Ronaldinho Brezilya´da ne kadar kazaniyor cok merak ediyorum, 6 milyon euro bu adama ödemek mantiksizlik degil midir? Bizim lige gelen adam neden birde 2-3 kat fazla para istiyor? Hirvat stoper diyorlar, hic tanimiyorum, nürnberg,mainze 500bin euro gider ama biz en az 3milyona falan aliriz. Daha nerde oynuyacagimiz belli degil ama gidip yillik 6 milyona oyuncu alacagiz!
Mustafa Kardes bir transfer basligi acsan da altina yazsak daha güzel olmaz mi? Birde su Veysel, Tarik ikilisi var, ne dusunuyorsunuz?

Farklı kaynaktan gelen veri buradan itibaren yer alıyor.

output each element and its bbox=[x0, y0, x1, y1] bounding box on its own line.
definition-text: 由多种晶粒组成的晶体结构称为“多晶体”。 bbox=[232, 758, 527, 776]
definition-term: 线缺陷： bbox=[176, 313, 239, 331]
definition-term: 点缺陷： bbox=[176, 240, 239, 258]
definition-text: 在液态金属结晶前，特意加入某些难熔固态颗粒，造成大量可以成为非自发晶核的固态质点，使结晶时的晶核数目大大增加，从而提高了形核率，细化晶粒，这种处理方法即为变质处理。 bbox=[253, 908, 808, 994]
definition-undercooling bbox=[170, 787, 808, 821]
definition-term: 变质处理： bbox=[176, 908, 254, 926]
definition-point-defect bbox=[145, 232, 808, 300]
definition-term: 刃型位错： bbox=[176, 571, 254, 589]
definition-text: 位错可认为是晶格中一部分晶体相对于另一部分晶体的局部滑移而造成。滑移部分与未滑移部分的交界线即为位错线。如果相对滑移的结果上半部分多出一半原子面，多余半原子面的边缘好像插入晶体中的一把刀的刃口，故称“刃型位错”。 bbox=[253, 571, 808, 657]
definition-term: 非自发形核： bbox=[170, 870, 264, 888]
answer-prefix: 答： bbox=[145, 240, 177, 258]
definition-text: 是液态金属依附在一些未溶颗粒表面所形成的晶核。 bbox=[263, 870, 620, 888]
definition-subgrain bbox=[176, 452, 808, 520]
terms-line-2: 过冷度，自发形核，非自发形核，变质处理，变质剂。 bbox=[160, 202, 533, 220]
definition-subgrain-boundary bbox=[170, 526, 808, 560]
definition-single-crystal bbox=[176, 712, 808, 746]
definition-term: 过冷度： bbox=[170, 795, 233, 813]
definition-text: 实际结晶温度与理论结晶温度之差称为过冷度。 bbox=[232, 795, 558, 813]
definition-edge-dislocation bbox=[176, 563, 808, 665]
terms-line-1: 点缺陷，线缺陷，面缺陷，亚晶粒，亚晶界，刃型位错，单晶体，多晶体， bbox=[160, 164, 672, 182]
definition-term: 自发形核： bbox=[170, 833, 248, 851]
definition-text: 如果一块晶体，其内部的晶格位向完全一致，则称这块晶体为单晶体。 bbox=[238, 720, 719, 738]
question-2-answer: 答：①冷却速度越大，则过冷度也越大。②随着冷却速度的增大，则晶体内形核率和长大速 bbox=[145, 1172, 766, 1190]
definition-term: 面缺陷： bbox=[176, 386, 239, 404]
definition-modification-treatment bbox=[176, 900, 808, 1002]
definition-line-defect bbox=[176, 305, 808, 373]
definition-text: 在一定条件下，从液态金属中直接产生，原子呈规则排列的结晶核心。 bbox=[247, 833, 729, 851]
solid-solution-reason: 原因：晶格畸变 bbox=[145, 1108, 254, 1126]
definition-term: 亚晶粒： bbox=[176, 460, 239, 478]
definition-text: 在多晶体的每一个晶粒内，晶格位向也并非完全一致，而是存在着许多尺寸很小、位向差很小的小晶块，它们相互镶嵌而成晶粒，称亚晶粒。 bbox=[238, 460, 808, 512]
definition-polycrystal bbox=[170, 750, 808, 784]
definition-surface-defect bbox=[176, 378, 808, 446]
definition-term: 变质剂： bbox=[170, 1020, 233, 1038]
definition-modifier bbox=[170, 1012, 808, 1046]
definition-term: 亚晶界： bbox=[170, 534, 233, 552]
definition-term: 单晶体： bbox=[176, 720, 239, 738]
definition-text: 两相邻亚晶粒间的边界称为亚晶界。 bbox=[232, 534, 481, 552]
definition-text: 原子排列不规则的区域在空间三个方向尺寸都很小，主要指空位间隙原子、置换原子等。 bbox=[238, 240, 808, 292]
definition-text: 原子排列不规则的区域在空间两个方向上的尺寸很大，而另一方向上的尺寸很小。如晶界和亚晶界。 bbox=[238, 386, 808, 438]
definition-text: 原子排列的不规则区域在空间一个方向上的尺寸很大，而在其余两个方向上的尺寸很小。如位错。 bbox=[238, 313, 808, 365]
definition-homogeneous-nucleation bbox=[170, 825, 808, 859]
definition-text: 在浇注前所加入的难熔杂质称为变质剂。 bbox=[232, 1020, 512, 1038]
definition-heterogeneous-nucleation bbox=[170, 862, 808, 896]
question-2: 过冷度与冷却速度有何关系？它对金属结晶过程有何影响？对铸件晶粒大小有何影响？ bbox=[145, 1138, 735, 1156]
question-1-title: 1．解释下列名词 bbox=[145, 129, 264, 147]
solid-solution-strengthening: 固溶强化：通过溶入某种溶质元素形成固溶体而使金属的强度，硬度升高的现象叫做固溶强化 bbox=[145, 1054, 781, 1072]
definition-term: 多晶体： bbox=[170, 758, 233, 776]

Tarik hic dikkatimi cekmedi, Veysel ise Kurtulus´un bir level üstü ama bize sinif atlatacak oyuncular degil gibi geldi bana.
@beagle
Holosko ornegini anlamadim. Fernandes'den daha pahaliya gelmisti Holosko. Hatta ustune Burak Yilmaz'in verildigi dusunulurse Quaresma'dan da pahali.
Quaresma'nin Kupa ve Avrupa maclariyla birlikte 18 golu var Besiktas'ta. Holosko'nun sayilarinda hepsi dahil.
Yani eger Holosko transferi Fernandes ve Quaresma'dan iyidi diyorsan degil. Onlar kadar kotu/iyi.
@Kuzeyfo
Amaç fiyat karşılaştırması değildi. Amaca en son geçeceğim de:
Quaresma 7 küsür milyon Euro bonservis artı 3,5 milyon maaş olmak üzere 4-5 milyon yıllık maliyetliydi. Ülke çapında kutlamalarla geldi.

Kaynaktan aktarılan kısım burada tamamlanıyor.